Obviously, what happens live in the game is more important, but it would be naive of you to go into a game without having some sort of expectation of what’s going to happen.”
Dealing with disgruntled players is also a crucial part of the job. Rogers feels treating footballers as “human beings” and addressing their complaints is key. Keeping emotions in check and being friendly while retaining a strong level of professionalism is also an integral part of the role.
“You have to be very careful in terms of an outward displays of emotion or enjoyment, but we’re all football fans, so you absolutely enjoy a fantastic piece of skill.
Say for instance last year, when Daryl Horgan knocks a free kick into the top corner, we get the best seat in the house. But there’s nothing wrong with saying to Daryl ‘great shot’ or ‘great free kick’ or ‘that was fantastic’ and having a laugh and a joke with them. We tend to do that on a regular basis.”
And despite the various pressures it encompasses, Rogers ultimately enjoys the challenges that the job encompasses. He is “looking forward” to the new season and recently attended the annual Airtricity League Referee Seminar, in which 93 law changes brought in by Fifa last July were discussed, including the removal of the triple punishment rule, meaning that denial of a clear goalscoring opportunity in the penalty area now results in a booking rather than a sending off.
The close-knit ties fostered at such get-togethers and the camaraderie among fellow referees is one of the reasons why Rogers believes officiating is ultimately worth the hassle, despite the immense pressure and responsibility it entails.
“At a base level, when you ask anyone why they play any team sport, the most enjoyable aspect is usually the team. It’s the same for us as referees. There’s 64 of us on the panel and teams of four and six. At times, it can be extremely rewarding. There’s a siege mentality that develops with that group of guys — with what you’ve been through together, you become extremely close.
All of us as referees never had the talent to make it as professional soccer players, so there’s definitely a huge sense of appreciation that we get to see the action up close.
“Last season, you look at Dundalk and Cork. Dundalk are possibly the best League of Ireland team to ever play in the country and Cork were not far behind them.

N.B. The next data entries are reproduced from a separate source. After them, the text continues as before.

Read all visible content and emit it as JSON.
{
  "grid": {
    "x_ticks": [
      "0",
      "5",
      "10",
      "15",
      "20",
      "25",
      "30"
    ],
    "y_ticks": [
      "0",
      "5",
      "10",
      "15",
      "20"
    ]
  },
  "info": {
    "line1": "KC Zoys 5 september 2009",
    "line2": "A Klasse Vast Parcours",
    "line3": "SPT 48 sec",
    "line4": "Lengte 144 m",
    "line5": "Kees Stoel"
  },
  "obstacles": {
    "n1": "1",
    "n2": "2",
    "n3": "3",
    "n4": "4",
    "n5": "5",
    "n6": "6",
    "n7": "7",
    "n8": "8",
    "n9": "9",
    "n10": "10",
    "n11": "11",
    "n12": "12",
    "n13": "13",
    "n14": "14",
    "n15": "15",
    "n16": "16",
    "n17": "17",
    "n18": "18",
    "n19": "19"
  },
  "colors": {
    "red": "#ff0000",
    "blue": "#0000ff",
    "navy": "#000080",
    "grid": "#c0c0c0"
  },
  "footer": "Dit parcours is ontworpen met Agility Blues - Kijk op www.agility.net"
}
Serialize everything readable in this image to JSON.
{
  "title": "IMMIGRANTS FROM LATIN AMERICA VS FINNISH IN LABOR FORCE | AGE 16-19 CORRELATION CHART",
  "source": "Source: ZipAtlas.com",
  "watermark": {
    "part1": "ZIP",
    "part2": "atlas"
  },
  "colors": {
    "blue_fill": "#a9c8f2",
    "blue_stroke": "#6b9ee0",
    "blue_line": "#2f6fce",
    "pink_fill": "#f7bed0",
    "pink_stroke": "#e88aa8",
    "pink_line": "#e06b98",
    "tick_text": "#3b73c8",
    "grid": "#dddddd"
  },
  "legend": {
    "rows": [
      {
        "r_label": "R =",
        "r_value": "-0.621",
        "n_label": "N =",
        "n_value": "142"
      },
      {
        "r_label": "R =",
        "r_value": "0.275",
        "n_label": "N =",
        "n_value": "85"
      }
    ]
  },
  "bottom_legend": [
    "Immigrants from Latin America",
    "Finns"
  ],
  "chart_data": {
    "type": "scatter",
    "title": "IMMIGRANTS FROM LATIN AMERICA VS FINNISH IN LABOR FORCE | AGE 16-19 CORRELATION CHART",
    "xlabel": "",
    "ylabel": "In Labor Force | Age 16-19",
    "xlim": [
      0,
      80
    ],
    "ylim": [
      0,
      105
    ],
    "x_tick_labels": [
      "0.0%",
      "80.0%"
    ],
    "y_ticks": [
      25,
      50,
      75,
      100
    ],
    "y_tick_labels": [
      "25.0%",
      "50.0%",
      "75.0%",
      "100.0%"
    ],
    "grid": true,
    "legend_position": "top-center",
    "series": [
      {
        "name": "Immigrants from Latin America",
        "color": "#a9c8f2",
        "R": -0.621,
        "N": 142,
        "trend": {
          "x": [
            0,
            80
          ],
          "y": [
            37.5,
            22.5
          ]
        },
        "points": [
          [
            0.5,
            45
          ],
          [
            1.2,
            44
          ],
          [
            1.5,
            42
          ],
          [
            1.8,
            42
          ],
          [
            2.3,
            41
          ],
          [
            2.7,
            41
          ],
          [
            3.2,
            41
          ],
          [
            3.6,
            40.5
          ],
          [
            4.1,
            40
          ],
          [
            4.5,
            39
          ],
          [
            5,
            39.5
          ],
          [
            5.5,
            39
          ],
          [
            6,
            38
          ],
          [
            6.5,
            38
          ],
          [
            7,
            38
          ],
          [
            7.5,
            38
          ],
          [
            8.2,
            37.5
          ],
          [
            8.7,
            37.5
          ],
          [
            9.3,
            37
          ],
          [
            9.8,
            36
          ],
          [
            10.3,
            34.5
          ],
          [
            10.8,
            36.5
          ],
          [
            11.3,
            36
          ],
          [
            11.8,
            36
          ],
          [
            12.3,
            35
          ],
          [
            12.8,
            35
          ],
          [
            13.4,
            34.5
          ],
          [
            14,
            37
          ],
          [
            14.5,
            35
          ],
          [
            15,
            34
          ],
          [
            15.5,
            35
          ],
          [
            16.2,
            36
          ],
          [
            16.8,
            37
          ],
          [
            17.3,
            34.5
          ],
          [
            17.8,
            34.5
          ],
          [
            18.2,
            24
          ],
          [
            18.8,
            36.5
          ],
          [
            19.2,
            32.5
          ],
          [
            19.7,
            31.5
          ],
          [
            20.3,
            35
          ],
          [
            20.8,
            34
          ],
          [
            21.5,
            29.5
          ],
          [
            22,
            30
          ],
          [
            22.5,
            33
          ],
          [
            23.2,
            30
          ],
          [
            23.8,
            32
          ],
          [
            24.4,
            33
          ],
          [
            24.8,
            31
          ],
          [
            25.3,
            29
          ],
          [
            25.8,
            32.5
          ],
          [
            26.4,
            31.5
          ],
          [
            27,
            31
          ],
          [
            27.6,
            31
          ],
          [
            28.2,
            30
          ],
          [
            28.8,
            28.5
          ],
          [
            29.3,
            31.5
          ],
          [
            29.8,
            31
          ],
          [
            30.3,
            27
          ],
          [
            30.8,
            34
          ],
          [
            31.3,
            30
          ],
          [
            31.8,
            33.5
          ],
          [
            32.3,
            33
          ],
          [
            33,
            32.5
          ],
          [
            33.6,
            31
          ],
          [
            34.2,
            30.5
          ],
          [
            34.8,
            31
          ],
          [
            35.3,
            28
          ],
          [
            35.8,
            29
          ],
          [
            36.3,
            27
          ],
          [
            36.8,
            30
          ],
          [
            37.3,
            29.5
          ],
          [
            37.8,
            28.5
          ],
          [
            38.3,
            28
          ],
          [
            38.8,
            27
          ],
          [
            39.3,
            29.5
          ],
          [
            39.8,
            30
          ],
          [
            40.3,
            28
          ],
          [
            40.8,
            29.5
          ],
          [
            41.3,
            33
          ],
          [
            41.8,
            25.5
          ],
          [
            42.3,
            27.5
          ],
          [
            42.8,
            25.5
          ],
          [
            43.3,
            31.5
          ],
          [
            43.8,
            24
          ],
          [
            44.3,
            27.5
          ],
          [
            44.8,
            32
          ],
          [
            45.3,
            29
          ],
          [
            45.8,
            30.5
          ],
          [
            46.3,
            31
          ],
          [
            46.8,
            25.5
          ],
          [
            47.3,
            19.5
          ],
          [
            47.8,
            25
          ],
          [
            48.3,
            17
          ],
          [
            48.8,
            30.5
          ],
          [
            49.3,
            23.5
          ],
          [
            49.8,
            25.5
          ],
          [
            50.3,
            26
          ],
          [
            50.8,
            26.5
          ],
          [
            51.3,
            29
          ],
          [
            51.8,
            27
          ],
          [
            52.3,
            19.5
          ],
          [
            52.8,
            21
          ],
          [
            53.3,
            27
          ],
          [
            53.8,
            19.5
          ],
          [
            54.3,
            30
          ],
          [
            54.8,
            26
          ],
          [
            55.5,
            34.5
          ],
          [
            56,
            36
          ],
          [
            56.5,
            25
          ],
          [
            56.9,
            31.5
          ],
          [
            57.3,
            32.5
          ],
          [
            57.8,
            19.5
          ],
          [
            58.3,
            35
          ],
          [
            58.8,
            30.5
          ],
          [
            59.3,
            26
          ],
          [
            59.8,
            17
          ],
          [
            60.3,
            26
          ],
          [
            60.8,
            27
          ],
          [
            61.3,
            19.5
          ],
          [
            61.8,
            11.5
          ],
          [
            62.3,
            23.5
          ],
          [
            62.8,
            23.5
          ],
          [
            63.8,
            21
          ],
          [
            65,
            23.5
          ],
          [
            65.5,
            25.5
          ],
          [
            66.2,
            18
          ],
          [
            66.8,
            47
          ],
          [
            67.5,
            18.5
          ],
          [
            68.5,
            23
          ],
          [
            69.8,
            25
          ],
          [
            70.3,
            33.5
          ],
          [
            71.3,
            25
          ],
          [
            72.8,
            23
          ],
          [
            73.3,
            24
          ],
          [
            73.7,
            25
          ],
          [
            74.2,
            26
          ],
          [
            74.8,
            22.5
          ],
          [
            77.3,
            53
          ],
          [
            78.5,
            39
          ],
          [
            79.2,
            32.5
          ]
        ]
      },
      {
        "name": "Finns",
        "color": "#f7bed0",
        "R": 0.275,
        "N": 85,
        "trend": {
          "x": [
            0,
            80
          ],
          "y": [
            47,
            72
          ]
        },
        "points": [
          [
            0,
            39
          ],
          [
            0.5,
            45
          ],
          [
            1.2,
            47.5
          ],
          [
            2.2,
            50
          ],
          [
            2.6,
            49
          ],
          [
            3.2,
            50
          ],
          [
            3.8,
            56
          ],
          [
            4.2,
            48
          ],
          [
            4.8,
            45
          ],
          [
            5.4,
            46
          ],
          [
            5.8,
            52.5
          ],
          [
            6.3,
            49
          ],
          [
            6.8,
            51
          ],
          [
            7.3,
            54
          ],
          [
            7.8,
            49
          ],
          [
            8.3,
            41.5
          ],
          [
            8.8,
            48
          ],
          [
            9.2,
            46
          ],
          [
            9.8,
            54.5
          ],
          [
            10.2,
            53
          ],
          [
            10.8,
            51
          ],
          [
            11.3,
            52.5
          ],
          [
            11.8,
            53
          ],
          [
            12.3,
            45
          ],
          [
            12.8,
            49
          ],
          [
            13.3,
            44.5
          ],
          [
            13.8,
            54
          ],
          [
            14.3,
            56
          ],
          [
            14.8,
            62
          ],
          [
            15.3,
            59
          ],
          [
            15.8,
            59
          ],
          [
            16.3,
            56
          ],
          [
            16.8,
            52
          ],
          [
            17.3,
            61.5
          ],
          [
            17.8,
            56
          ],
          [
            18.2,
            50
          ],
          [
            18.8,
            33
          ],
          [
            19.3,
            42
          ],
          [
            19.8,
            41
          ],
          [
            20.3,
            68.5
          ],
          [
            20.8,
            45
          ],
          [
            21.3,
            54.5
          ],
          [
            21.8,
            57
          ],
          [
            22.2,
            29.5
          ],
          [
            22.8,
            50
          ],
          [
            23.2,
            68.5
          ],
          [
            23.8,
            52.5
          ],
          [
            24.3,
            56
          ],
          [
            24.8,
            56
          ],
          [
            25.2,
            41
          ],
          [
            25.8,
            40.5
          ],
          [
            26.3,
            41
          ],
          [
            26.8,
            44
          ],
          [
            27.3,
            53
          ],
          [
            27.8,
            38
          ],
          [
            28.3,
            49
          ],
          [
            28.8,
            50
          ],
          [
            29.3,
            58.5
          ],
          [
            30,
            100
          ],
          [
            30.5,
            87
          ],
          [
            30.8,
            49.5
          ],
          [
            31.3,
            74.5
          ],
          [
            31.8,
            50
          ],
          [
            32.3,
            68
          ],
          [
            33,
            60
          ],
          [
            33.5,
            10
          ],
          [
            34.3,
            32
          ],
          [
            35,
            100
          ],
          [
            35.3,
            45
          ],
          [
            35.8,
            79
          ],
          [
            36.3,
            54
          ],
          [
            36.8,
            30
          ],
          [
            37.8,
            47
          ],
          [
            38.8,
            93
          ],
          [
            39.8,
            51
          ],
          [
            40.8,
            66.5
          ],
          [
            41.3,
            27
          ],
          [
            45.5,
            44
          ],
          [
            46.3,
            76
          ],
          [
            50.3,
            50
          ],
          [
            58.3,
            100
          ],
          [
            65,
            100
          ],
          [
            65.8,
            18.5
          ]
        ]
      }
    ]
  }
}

You get to enjoy the atmosphere and occasion with them up close. I refereed the FAI Cup final in November, Cork and Dundalk in the Aviva Stadium, these are experiences which you can’t just buy. Experiences that you can only achieve through hard work. And it’s a phenomenal aspect of football. You really get an insight into how people behave and how people experience things and how people enjoy themselves — it’s just a fantastic occasion.”